Magistrado ponente: Carlos Arturo Guarín Jurado

Decreto 1260 de 1970Decreto 1833 de 2016Decreto 1889 de 1994Ley 1260 de 1970Ley 16 de 1969Ley 776 de 2002Ley 797 de 2003Ley 92 de 1933

Radicación n.° 67867 CARLOS ARTURO GUARÍN JURADO Magistrado ponente SL166-2019 Radicación n.° 67867 Acta 01 Bogotá, D. C., veintidós (22) de enero de dos mil diecinueve (2019). Decide la Sala el recurso de casación interpuesto por la sociedad POSITIVA COMPAÑÍA DE SEGUROS S. A., contra la sentencia proferida por la Sala Laboral del Tribunal Superior del Distrito Judicial de Cúcuta, el cinco (05) de marzo de dos mil catorce (2014), en el proceso que le instauró ALEJANDRO RISCANEVO CAÑAS y MARÍA SOLEDAD ALVARADO DE RISCANEVO, al que también fue convocada SURAMERICANA DE CARBONES LTDA. I.

ANTECEDENTES ALEJANDRO RISCANEVO CAÑAS y MARÍA SOLEDAD ALVARADO DE RISCANEVO, demandaron a SURAMERICANA DE CARBONES LTDA. y al INSTITUTO DE SEGUROS SOCIALES RIESGOS PROFESIONALES SALUD INTEGRAL hoy POSITIVA COMPAÑÍA DE SEGUROS S. A., para que se declarara la existencia de un contrato de trabajo entre José Orlando Riscanevo Alvarado (su hijo) y SURAMERICANA DE CARBONES LTDA. y que, en consecuencia, se condenara a pagarles el último salario de este, los intereses de mora, la sanción por no pago oportuno de los intereses de cesantía y, frente a la ARL, que se condenara a indemnizarlos o a reconocerles la pensión de sobrevivientes (f.° 20 y 21 del cuaderno del Juzgado).

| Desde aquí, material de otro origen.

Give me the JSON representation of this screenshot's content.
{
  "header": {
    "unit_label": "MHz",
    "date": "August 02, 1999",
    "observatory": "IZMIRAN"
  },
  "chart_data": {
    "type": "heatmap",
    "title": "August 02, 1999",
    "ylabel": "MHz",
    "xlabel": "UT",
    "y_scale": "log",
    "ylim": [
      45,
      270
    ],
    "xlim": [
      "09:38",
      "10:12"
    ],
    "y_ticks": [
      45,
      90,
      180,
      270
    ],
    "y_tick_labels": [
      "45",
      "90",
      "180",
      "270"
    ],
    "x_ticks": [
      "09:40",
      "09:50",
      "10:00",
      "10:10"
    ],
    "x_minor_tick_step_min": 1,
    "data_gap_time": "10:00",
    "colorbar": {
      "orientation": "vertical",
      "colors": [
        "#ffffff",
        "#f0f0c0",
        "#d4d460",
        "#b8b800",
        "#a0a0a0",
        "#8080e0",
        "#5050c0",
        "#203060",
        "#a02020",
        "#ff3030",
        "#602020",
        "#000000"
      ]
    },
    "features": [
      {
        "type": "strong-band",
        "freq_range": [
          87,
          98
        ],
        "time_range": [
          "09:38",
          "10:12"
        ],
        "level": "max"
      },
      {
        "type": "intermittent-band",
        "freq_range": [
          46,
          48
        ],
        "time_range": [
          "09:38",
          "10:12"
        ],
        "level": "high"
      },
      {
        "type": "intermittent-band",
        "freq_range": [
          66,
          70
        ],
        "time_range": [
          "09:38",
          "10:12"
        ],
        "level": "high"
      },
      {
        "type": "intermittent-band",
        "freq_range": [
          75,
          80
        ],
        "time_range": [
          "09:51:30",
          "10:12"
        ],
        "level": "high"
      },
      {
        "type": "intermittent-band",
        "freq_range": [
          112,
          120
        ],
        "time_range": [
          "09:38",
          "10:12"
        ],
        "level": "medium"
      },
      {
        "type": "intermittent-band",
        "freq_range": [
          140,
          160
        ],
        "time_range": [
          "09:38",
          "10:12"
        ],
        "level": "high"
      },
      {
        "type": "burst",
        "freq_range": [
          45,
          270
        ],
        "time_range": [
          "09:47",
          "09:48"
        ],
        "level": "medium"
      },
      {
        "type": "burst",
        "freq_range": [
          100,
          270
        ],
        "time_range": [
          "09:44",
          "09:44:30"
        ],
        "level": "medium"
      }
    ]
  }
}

Expusieron, que presentaron reclamación ante el ISS riesgos profesionales, hoy POSITIVA S. A., para solicitar la indemnización por muerte de José Orlando Riscanevo Alvarado o, en su lugar, la pensión de sobrevivientes, pero la entidad denegó el reconocimiento mediante Resolución n.° 192 de 2006; que este laboraba para SURAMERICANA DE CARBONES LTDA. en el cargo de minero, cuando falleció el 13 de junio de 2005, en un accidente ocurrido en el lugar de trabajo; que la empleadora no ha pagado salarios, ni la liquidación final del contrato de su descendiente (f.° 19 a 25, ibidem).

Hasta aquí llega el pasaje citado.